Certas dores são resistentes a drogas menos poderosas. Elas só cedem a opióides, cujos efeitos colaterais, notadamente a dependência, são conhecidos e temidos. Talvez exageradamente. Na prática, derivados da morfina só são receitados em regime de maior duração para pacientes terminais que se encontrem hospitalizados. Se o paciente sofre de dor não-maligna ou não está internado, torna-se difícil utilizar a medicação. O médico teme receitá-la, a família reluta em ministrá-la, e a burocracia dificulta a aquisição.

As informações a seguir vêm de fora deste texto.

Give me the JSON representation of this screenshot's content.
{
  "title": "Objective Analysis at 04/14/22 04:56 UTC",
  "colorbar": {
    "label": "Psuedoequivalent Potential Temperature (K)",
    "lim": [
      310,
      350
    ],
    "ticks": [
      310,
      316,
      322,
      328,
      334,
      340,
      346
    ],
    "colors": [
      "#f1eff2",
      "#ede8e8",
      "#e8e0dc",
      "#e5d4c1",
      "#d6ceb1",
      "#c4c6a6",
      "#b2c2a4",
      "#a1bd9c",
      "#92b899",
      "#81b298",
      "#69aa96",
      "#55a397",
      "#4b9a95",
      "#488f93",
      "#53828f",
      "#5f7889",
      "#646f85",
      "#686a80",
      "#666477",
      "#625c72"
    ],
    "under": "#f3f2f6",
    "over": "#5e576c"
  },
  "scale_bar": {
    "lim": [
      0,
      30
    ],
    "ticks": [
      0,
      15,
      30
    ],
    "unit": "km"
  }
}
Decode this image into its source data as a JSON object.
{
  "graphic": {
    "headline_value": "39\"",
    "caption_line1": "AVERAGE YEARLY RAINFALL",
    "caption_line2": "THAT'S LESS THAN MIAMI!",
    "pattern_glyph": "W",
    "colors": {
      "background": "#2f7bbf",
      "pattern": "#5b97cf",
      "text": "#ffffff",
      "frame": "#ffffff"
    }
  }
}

É claro que é preciso ter cuidados na prescrição de opióides, mas eles extrapolam o limite do razoável quando impedem que uma pessoa que precisa da droga para aliviar sua dor a obtenha. Quando isso ocorre, o médico falha em sua missão de oferecer conforto ao paciente.
A dor é um dos temas em moda na medicina. Nos últimos anos produziram-se centenas de estudos sobre a dor crônica. A maioria deles sugere que são raríssimos os casos de dependência entre pacientes que utilizaram opióides para controlá-la. Alguns desses estudos chegam mesmo a condenar uma certa "opiofobia".
Como sugeriu Varella, é preciso rever a abordagem da dor ensinada nas escolas médicas bem como as exigências das autoridades sanitárias. Não há razão para, por medo de uma possível dependência, condenar uma pessoa a dores excruciantes.